Tamar, however, was a babe. Yes, yes, I know you can’t really tell that from the Brick Testament photo linked above. They fuzzed out all the good bits, so you’ll have to take my word for it. Tamar was hot. Selfishly, Onan didn’t want to get Tamar pregnant because he wanted to keep her as his love toy for as long as possible. If you remember that we Jews consider our children to be our afterlife (sort of), Onan’s selfishness deprived Er of his immortality.
That’s why God iced him.
I bet Karen hopes Jake gets back to Geometry tomorrow.
D.
I love watching those little specials they do on the History channel on Biblical stories – did this really happen, is that the place that occurred? The Onan story was covered on one of those and I recall I hadn’t thought much about it before then, but it’s interesting to me how the meaning behind many (most?) Bible stories are usually more complex and with more layers than is generally discussed in Bible classes (aka “Sunday School”). But, due to the fact that there are so many people who need things explained to them in the simplest possible terms, complex stories with multiple meanings become instead “masturbation is a sin”.

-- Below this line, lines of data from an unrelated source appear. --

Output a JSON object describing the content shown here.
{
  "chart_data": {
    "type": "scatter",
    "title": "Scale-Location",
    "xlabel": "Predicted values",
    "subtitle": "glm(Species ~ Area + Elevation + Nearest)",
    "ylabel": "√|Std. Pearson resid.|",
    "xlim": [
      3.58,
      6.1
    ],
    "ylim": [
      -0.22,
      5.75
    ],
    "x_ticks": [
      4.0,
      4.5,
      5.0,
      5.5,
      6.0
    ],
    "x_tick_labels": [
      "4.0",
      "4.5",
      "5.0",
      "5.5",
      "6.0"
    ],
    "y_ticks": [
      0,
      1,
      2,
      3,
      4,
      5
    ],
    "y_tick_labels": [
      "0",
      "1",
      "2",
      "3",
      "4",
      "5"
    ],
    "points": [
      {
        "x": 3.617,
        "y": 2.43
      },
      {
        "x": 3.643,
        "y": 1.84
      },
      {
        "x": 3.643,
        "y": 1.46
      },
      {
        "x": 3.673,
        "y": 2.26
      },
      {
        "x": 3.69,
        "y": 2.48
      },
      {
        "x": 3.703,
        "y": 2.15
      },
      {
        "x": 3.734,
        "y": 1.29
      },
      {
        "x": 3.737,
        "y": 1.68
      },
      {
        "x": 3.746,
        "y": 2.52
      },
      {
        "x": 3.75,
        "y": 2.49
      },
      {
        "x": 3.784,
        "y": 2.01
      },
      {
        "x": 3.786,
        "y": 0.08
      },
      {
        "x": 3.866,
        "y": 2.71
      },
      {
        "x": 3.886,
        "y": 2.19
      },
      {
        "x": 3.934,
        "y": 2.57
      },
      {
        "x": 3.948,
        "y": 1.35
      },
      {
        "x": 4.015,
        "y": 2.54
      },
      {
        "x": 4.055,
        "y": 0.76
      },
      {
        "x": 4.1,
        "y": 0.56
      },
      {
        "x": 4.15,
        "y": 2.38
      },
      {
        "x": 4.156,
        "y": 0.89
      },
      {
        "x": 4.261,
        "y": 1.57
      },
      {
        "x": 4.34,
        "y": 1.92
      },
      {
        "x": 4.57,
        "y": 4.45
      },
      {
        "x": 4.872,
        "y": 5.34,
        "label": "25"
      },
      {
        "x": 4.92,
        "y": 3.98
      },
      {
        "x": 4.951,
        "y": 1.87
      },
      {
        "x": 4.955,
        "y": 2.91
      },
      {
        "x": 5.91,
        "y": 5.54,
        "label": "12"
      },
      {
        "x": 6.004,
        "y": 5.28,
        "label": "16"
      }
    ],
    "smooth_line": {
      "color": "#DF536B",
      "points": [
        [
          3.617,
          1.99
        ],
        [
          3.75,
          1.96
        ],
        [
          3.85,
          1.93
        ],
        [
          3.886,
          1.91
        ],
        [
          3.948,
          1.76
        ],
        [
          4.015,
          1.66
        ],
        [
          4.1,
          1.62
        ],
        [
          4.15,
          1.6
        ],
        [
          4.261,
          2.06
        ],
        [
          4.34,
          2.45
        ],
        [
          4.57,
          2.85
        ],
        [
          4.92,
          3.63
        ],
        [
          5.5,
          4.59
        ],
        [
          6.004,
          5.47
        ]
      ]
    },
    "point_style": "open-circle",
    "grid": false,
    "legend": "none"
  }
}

I agree that reading the Bible is important, even if your interest is merely cultural. I’ve been trying it with mixed success over the years, but have always been amazed at the number of stories and themes I’ve read and seen in fiction that were at a minimum inspired by Biblical stories.
Oh, there’s some pretty naughty stuff in the Bible. You may be in for explaining a few more things. 🙂
Homeschooling is something I envy you Americans. I was one of those bored kids who’d have done a lot better if my parents could have homeschooled me and only sent me to the Biology and Chemistry lessons (that teacher was great and made me love the subjects). Sure my parents did educate me outside school by answering questions, evoking my interest in things and all, but most of the time at school was such a waste. I even learned English by reading books and not by listening to that stupid teacher who looked at the girls’ legs all the time.
Maybe, if there had been gameboys back in the 70ies ….
BTW, do you think this would qualify as coitus interruptus?
Hah! What part did that come from, Gabriele?
Fiveandfour: I wrote (and published, with an ezine) a spec fic story on King Saul’s visit to the Witch of Endor. Saul is one of the most complex heroes (antiheroes?) of the Old Testament. Sadly, that whole zine is offline. I should post it over at my dshoffman.com website.
The Wilderness, God Kills 24.000 Israelites.
God must have been mightly pissed there. Obviously he didn’t like that group sex thing with the Midianite women.
I envy you being able to homeschool your kid. My daughter wouldn’t be so bad, but my son? We’d be in a contest to see who killed the other first.
Grrr. It’s rough 95% of the time — a constant struggle to get him to do his work and not goof off. That’s one of the reasons I was impressed he spent all day reading Genesis. (And that sounds ever so much better than “Looking at Legos doing the nasty with each other”, doesn’t it?)